- IATA: none; ICAO: MUFL;

Summary
- Airport type: Public
- Serves: Florida, Cuba
- Elevation AMSL: 60 m / 197 ft
- Coordinates: 21°29′59″N 078°12′10″W﻿ / ﻿21.49972°N 78.20278°W

Map
- MUFL Location in Cuba

Runways
| Direction | Length |  | Surface |
| m | ft |
| 08/26 | 990 | 3,248 | Asphalt |
- Source: DAFIF

= Florida Airport (Cuba) =

Airport serving Florida, Cuba

Florida Airport is a defunct airport near Florida, a municipality in the province of Camagüey in Cuba.

==History==
At this place was already an airfield in the 1940s.
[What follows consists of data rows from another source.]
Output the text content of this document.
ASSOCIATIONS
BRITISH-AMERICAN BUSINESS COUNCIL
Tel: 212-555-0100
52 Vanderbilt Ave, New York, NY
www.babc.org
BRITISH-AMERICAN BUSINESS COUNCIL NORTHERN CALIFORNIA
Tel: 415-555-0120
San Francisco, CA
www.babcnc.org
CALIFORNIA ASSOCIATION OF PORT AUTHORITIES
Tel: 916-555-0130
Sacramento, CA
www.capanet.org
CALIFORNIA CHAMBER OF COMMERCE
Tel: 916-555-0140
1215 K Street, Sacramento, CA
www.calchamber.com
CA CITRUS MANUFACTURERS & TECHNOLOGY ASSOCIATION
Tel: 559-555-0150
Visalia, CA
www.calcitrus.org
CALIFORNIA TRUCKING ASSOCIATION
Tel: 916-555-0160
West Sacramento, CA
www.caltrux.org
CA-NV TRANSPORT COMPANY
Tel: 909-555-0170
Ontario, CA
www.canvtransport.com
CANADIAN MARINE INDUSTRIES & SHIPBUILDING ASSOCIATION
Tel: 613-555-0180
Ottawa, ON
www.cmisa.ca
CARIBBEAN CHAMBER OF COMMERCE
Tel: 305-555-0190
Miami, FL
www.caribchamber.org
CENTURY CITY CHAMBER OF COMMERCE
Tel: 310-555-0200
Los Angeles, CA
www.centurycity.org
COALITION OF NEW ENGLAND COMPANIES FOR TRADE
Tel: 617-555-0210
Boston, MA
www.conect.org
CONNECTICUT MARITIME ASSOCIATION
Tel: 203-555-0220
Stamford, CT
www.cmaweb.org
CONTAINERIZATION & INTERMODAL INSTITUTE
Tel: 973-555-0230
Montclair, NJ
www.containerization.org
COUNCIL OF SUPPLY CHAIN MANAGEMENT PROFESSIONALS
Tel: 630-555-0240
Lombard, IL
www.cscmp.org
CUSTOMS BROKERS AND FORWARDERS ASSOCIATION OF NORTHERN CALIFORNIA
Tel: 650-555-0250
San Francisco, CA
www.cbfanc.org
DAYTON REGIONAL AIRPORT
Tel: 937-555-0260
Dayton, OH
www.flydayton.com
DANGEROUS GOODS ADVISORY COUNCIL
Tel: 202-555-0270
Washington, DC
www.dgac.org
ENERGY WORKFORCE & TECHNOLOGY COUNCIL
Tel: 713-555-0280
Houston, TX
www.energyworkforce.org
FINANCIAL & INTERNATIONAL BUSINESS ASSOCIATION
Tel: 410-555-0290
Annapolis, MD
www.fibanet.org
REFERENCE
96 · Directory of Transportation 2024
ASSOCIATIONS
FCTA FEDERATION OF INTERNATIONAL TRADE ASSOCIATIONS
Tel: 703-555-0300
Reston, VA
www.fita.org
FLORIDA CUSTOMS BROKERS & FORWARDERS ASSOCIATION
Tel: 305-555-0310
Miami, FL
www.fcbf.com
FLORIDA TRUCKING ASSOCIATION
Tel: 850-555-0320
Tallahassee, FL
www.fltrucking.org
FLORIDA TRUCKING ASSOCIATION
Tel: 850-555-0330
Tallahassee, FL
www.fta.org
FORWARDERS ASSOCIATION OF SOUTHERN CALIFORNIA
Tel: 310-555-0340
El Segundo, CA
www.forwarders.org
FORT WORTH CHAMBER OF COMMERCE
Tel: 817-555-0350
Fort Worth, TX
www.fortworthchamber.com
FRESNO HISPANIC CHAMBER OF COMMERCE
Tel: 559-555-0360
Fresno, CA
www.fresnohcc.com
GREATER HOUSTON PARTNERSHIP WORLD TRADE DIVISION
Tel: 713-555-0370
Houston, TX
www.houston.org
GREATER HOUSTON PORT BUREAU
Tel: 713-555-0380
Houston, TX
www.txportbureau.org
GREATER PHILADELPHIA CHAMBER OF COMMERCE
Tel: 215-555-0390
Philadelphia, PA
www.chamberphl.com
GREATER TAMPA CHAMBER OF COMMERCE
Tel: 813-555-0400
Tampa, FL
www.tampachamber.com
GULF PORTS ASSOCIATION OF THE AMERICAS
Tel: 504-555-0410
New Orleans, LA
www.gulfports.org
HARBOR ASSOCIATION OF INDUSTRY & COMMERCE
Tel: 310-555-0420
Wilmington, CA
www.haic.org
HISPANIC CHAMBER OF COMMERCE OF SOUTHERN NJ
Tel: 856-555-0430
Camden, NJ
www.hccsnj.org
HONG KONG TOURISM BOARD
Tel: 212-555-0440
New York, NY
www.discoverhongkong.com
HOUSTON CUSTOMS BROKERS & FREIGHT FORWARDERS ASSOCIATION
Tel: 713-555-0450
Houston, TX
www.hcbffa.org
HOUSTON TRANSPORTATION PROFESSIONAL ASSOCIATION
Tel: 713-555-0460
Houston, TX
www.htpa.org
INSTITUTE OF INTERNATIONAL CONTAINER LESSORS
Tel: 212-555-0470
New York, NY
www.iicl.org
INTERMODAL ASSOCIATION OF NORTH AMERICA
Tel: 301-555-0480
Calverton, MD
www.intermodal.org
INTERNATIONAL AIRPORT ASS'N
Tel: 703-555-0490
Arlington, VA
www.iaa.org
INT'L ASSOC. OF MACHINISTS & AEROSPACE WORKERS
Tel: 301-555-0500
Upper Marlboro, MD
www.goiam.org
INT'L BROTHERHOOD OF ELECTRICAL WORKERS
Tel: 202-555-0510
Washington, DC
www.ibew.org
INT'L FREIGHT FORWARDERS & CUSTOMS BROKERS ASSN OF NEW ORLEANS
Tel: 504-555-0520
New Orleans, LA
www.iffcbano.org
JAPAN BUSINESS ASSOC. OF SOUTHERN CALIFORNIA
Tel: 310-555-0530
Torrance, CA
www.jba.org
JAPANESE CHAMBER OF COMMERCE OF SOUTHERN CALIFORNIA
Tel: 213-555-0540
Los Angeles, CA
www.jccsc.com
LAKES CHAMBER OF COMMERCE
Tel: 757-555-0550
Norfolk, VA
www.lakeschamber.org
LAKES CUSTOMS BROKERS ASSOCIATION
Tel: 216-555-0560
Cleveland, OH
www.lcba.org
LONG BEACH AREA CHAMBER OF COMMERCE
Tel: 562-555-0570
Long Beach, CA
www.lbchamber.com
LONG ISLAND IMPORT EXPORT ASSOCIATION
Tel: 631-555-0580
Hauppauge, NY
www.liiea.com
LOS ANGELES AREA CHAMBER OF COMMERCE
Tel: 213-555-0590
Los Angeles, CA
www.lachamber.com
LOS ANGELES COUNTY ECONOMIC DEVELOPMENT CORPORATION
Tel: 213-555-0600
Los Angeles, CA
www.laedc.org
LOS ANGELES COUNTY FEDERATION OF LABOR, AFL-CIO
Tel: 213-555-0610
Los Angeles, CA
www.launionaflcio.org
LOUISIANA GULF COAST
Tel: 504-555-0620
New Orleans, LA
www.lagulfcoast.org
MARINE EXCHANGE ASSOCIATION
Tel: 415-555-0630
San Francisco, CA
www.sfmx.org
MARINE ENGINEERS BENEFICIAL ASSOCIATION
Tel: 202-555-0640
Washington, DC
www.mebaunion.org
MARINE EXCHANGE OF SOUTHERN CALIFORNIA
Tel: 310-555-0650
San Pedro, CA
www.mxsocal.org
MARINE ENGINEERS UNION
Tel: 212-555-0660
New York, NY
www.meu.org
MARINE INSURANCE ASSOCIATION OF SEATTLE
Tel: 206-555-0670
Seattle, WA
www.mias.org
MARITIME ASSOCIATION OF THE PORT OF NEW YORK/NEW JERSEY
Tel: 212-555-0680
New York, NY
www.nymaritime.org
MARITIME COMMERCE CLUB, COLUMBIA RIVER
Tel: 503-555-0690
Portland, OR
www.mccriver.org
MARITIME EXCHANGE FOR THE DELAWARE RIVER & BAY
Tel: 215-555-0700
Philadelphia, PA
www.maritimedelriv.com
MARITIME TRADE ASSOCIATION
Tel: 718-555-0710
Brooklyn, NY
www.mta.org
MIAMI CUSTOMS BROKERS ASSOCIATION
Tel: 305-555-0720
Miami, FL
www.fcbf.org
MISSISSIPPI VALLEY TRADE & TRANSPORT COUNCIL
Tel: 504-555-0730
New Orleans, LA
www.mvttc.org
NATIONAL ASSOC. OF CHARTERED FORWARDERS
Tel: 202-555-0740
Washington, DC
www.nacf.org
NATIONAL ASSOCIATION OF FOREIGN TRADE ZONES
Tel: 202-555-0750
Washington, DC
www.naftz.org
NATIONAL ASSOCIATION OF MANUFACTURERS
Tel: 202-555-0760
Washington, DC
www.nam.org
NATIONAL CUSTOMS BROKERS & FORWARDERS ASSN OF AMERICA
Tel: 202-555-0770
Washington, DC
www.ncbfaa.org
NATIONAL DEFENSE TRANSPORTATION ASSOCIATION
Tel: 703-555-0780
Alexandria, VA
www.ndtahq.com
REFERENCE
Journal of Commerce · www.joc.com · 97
It was used to house small airplanes used in agriculture to spray crops with insecticides. In the 1970s, the plane field was paved and given the name Santiago Tomas del Sol Flores, a Cuban pilot who was killed in Mozambique. Small aircraft of the type PZL Mielec M-18 Dromader and AN-2 were based there. Soon after the collapse of the Soviet Union, operations came to a halt and the remaining aircraft were transferred to the larger airport at Camaguey.

==Facilities==
The airport resides at an elevation of 60 m above mean sea level. It has one runway designated 08/26 with an asphalt surface measuring 990 × 27 m.